Por Redação - 21/11/2022 às 19:48
Atualizado: 02/10/2024 às 11:22
A foto mostra vários prédios grandes vistos de baixo para cima.
  • O mercado imobiliário brasileiro em 2024 apresenta perspectivas positivas impulsionadas pela queda de juros, redução do desemprego para 7,5% e inflação controlada dentro da meta.
  • A redução da taxa Selic pelo Banco Central viabiliza financiamentos com taxas menores e estimula a economia, enquanto programas governamentais como expansão do Minha Casa Minha Vida ampliam acesso à moradia para famílias de baixa renda.
  • O aquecimento do mercado pode elevar preços dos imóveis e reduzir demanda por aluguel, criando riscos para investidores locadores, mas oportunidades para compradores com maior poder de compra e acesso a crédito.
Resumo supervisionado por jornalista.

Antes de comprar, vender ou alugar um imóvel, é fundamental estar ciente das principais tendências econômicas do momento.

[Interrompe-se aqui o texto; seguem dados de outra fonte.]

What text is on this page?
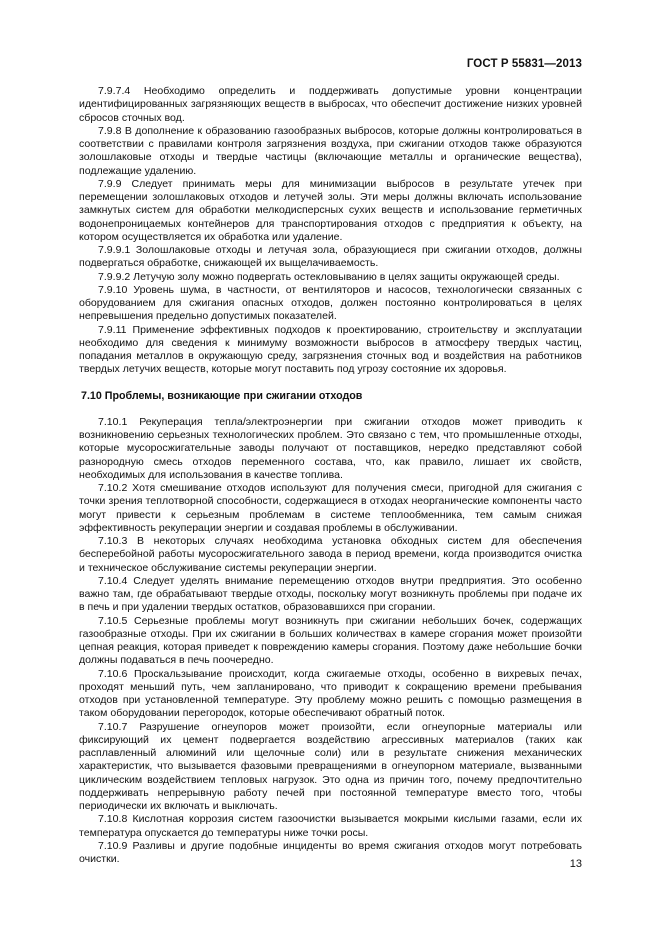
ГОСТ Р 55831—2013

7.9.7.4 Необходимо определить и поддерживать допустимые уровни концентрации идентифицированных загрязняющих веществ в выбросах, что обеспечит достижение низких уровней сбросов сточных вод.

7.9.8 В дополнение к образованию газообразных выбросов, которые должны контролироваться в соответствии с правилами контроля загрязнения воздуха, при сжигании отходов также образуются золошлаковые отходы и твердые частицы (включающие металлы и органические вещества), подлежащие удалению.

7.9.9 Следует принимать меры для минимизации выбросов в результате утечек при перемещении золошлаковых отходов и летучей золы. Эти меры должны включать использование замкнутых систем для обработки мелкодисперсных сухих веществ и использование герметичных водонепроницаемых контейнеров для транспортирования отходов с предприятия к объекту, на котором осуществляется их обработка или удаление.

7.9.9.1 Золошлаковые отходы и летучая зола, образующиеся при сжигании отходов, должны подвергаться обработке, снижающей их выщелачиваемость.

7.9.9.2 Летучую золу можно подвергать остекловыванию в целях защиты окружающей среды.

7.9.10 Уровень шума, в частности, от вентиляторов и насосов, технологически связанных с оборудованием для сжигания опасных отходов, должен постоянно контролироваться в целях непревышения предельно допустимых показателей.

7.9.11 Применение эффективных подходов к проектированию, строительству и эксплуатации необходимо для сведения к минимуму возможности выбросов в атмосферу твердых частиц, попадания металлов в окружающую среду, загрязнения сточных вод и воздействия на работников твердых летучих веществ, которые могут поставить под угрозу состояние их здоровья.

7.10 Проблемы, возникающие при сжигании отходов

7.10.1 Рекуперация тепла/электроэнергии при сжигании отходов может приводить к возникновению серьезных технологических проблем. Это связано с тем, что промышленные отходы, которые мусоросжигательные заводы получают от поставщиков, нередко представляют собой разнородную смесь отходов переменного состава, что, как правило, лишает их свойств, необходимых для использования в качестве топлива.

7.10.2 Хотя смешивание отходов используют для получения смеси, пригодной для сжигания с точки зрения теплотворной способности, содержащиеся в отходах неорганические компоненты часто могут привести к серьезным проблемам в системе теплообменника, тем самым снижая эффективность рекуперации энергии и создавая проблемы в обслуживании.

7.10.3 В некоторых случаях необходима установка обходных систем для обеспечения бесперебойной работы мусоросжигательного завода в период времени, когда производится очистка и техническое обслуживание системы рекуперации энергии.

7.10.4 Следует уделять внимание перемещению отходов внутри предприятия. Это особенно важно там, где обрабатывают твердые отходы, поскольку могут возникнуть проблемы при подаче их в печь и при удалении твердых остатков, образовавшихся при сгорании.

7.10.5 Серьезные проблемы могут возникнуть при сжигании небольших бочек, содержащих газообразные отходы. При их сжигании в больших количествах в камере сгорания может произойти цепная реакция, которая приведет к повреждению камеры сгорания. Поэтому даже небольшие бочки должны подаваться в печь поочередно.

7.10.6 Проскальзывание происходит, когда сжигаемые отходы, особенно в вихревых печах, проходят меньший путь, чем запланировано, что приводит к сокращению времени пребывания отходов при установленной температуре. Эту проблему можно решить с помощью размещения в таком оборудовании перегородок, которые обеспечивают обратный поток.

7.10.7 Разрушение огнеупоров может произойти, если огнеупорные материалы или фиксирующий их цемент подвергается воздействию агрессивных материалов (таких как расплавленный алюминий или щелочные соли) или в результате снижения механических характеристик, что вызывается фазовыми превращениями в огнеупорном материале, вызванными циклическим воздействием тепловых нагрузок. Это одна из причин того, почему предпочтительно поддерживать непрерывную работу печей при постоянной температуре вместо того, чтобы периодически их включать и выключать.

7.10.8 Кислотная коррозия систем газоочистки вызывается мокрыми кислыми газами, если их температура опускается до температуры ниже точки росы.

7.10.9 Разливы и другие подобные инциденты во время сжигания отходов могут потребовать очистки.	13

Nesse contexto, o que podemos esperar do mercado imobiliário em 2024?

Embora o mercado imobiliário todo ano seja atingido por fatores imprevisíveis – e não necessariamente reaja sempre da mesma maneira a eles -, algumas variáveis podem indicar o melhor a ser feito neste ano.

Neste artigo, trazemos um resumo do que pode impactar nos preços dos imóveis, bem como na demanda por aluguéis e financiamentos.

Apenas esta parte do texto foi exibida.